I woke up my body hurt and I knew that I had been raped." - "I had two

to ten clients a day." - "I was raped by my stepfather."

"We have all possible cases," said AFESIP director Somaly Mam-Legros. Since

commencing rescue operations in January, two girls have been returned to their homes.

Volunteer Jean Turrel insisted the association is only a transition center: "We

rescue the girls, protect them by providing shelter, emergency health care and food,

but we strive to return the victims to their families."

The association provides vocational training before they are returned. Sovan, 14,

sold for 200,000 riels, will only go back when she can earn money so that her mother

doesn't sell her again. Three girls returning at the end of the month will work as

a cleaner, a dressmaker, and a nurse.

Pierre Legros, of Médecins Sans Frontiéres, said: "Prostitution

is illegal in Cambodia, but in practice it is perfectly tolerated since big money

is involved," he said.

According to Legros, fifteen centers such as AFESIP are needed in Phnom Penh, since

there are an estimated 25,000 to 50,000 prostitutes in the city with 35 percent under

18.

An investigator who declined to be identified described the process: "It is

a dangerous task and I have to be careful not to be recognized," she said, adding

that she has to find good excuses to talk to the girls. "I go up to 10 times

to the brothel to talk to the girls, to play cards with them, establish confidence

and figure out how they came,"

Minors are usually imprisoned in a sealed room. Some are afraid to escape, because

they owe money to pimps. She claims that clients usually pay 6,000 riels and that

the girls are lucky to receive half.

"The clients beat me when I refused to do the job, because they had paid for

it," said 17 year-old Samnang, who was abducted in Phnom Penh and forced to

sign a contract stating she had borrowed $500. She stayed three months in a brothel

before she could pay the money and escape. "Most of the clients don't want to

use condoms," she said.

Legros says the rate of HIV is staggering. "Prostitution is a catastrophe in

Cambodia mainly because this is the way AIDS is transmitted here.

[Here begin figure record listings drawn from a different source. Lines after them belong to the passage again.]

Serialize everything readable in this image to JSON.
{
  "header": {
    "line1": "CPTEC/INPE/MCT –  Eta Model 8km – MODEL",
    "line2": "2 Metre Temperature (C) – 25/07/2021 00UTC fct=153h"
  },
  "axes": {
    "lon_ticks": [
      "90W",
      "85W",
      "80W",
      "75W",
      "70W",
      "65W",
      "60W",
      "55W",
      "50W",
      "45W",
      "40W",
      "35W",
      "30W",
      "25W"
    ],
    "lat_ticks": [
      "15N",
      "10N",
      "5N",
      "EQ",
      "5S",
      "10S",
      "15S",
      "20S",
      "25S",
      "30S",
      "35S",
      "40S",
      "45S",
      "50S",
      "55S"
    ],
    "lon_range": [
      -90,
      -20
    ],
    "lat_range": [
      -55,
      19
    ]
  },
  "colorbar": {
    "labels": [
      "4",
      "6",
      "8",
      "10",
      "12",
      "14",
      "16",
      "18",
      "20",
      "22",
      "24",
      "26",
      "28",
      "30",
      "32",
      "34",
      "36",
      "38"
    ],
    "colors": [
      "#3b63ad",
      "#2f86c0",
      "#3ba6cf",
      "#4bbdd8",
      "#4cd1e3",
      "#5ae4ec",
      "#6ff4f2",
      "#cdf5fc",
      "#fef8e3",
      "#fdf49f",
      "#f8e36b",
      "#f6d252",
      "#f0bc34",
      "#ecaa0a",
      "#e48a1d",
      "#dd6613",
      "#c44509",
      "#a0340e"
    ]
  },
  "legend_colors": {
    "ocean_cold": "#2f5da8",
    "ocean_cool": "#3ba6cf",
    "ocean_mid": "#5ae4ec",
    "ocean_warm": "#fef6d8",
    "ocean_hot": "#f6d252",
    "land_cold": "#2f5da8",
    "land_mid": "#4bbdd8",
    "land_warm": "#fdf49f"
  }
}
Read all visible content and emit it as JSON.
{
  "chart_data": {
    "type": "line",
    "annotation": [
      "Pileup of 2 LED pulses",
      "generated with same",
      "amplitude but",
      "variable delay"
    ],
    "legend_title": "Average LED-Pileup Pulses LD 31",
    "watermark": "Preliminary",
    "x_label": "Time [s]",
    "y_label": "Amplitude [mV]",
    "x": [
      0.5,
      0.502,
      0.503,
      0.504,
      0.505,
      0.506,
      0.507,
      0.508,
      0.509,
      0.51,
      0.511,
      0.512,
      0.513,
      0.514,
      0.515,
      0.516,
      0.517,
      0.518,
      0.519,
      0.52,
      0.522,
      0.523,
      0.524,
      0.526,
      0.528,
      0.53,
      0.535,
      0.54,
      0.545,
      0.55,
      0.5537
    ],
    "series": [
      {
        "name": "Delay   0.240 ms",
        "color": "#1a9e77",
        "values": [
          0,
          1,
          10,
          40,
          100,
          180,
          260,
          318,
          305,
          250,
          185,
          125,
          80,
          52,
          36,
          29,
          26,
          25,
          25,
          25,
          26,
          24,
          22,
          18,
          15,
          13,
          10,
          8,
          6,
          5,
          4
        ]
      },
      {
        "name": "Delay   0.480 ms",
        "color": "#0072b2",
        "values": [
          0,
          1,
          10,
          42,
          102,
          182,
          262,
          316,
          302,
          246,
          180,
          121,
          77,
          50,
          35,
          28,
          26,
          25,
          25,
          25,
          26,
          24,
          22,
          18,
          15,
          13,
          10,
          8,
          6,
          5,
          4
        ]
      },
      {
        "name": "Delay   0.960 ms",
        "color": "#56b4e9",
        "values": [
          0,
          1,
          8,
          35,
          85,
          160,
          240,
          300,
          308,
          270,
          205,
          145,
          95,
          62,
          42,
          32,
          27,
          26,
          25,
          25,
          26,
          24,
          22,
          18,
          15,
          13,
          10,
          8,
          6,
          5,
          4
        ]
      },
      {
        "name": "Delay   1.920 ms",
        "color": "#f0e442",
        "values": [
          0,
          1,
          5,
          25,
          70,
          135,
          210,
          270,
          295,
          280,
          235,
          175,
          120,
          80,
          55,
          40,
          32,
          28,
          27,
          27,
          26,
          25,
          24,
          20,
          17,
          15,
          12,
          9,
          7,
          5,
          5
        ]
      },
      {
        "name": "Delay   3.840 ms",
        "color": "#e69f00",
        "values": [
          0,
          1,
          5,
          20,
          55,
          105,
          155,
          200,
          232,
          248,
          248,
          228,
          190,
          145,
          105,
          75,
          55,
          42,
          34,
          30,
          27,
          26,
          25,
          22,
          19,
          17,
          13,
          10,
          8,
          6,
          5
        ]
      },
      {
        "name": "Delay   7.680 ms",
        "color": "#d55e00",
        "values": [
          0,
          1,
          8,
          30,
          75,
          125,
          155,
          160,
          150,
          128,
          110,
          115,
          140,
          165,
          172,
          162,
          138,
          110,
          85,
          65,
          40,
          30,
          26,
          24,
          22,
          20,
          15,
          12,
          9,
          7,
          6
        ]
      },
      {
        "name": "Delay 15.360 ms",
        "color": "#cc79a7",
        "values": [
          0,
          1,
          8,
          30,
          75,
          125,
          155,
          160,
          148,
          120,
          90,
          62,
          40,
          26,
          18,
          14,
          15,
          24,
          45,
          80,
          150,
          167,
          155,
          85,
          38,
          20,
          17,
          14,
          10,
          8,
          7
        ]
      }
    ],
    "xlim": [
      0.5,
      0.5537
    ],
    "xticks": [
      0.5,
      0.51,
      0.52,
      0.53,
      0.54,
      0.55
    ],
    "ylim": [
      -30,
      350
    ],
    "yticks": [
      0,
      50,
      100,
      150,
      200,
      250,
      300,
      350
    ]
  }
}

Taking the girls

out is a sort of prevention policy," he says. Most NGOs try to provide health

care at home because hospitals will be 100 percent occupied soon.

A 17 year-old prostitute is slowly dying of AIDS on the top floor of AFESIP. "She's

weighs only 24 kilos now and we trying to let the girl die with a minimum of dignity,"

he says.

Cambodian Women's Development Association [CWDA] director Khien Serey Phal said trafficking

was increasing at an alarming rate. "It is both a Cambodian and international

problem because women and children are not only trafficked in Cambodia, but also

sold in Thailand, Vietnam and other countries," she said. "Cambodia has

to collaborate regionally to tackle this problem."